The pioneers of "supply-side" economics included my own great teacher, Robert Mundell, the economist Arthur Laffer, and a group of journalists, academics and private sector folks who at the time (and even today) were disdained by the entrenched Keynesian economists in the major east coast universities such as Harvard and MIT. Mundell, a professor then as now at Columbia - a university whose economics department has a history intimately tied to the "Chicago School", despite its geographical location - was to win the Nobel Prize in Economics in 1999, although principally for his theoretical contributions to economics rather than the role he played as a supply-sider.

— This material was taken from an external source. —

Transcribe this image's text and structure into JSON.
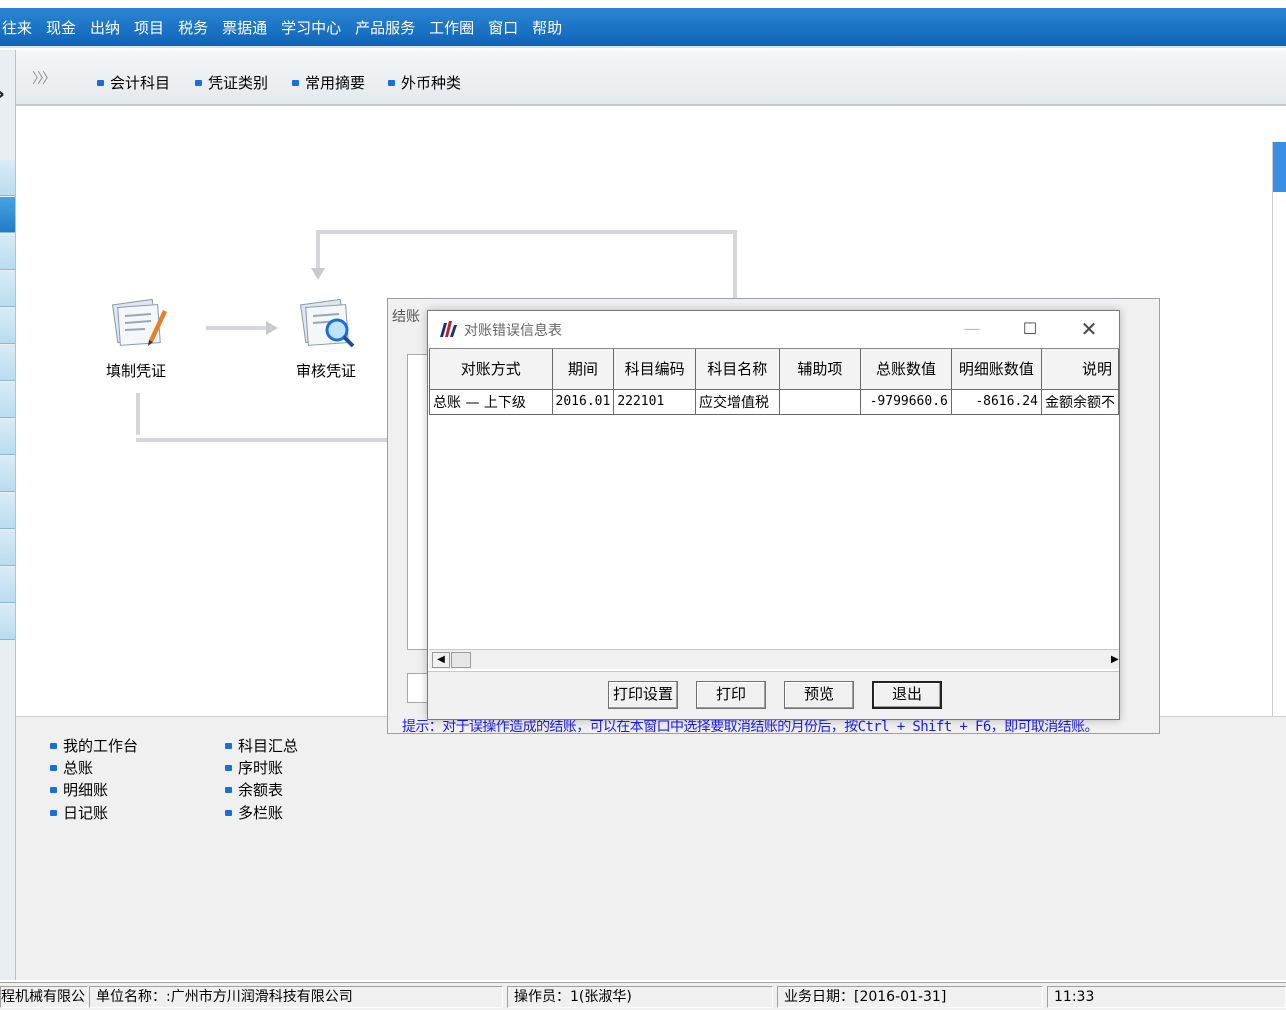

The one concept most famously (or infamously, depending on your point of view) associated with the supply-siders is the "Laffer curve", an inverted U-shaped mapping between the tax rate on the horizontal axis and tax revenues on the vertical axis. There is an oft-repeated story told, a version of which I have heard from Mundell himself, of a dinner at a restaurant in the fashionable Georgetown neighbourhood of Washington DC, in which Mundell, Laffer and others were discussing how a cut in the tax rate could actually increase - rather than decrease, as conventionally believed - total tax revenues. Someone drew an inverted "U" on a paper napkin, and the Laffer curve was born. (But, as Mundell told me with a characteristic glint in his eye, this fancy restaurant would more likely deploy starched cotton, rather than paper, napkins.)
The logic behind the Laffer curve accords entirely with conventional economic theory. At a zero tax rate, revenue, obviously, is zero. At a 100 per cent tax rate, revenue, likewise, will be zero since no one has an an incentive to work, save, or produce income. There must, therefore, be an "optimal" point in between - the peak of the inverted "U" - at which tax revenues are maximised. An economy that has slipped beyond this point could, therefore, increase revenues by bringing tax rates back down to the optimal level - in effect, because the revenue-raising impact of a larger tax base dwarfs the revenue-reducing impact of a lower tax rate.
The debate, then as now, is not on the logic behind the Laffer curve, and "supply-side" economics more generally - which are founded on impeccable insights from economic theory - but on their actual policy relevance. Keynesians believed that the incentive effects of lower taxes - both to boost government revenue and economic activity itself - were small in practice, while supply-siders contended that the beneficial effects would be large and materialise relatively quickly.
Even today, the debate rages on, partly because a disagreement on economic policy often reflects not just one's preferred theory of the economy, but equally one's ideological disposition for, or against, a smaller role for government.
Either way, given his mantra of "maximum governance, minimum government", it is clear that Modi's rhetoric, at the very least, is closer to Mundell than it is to Keynes.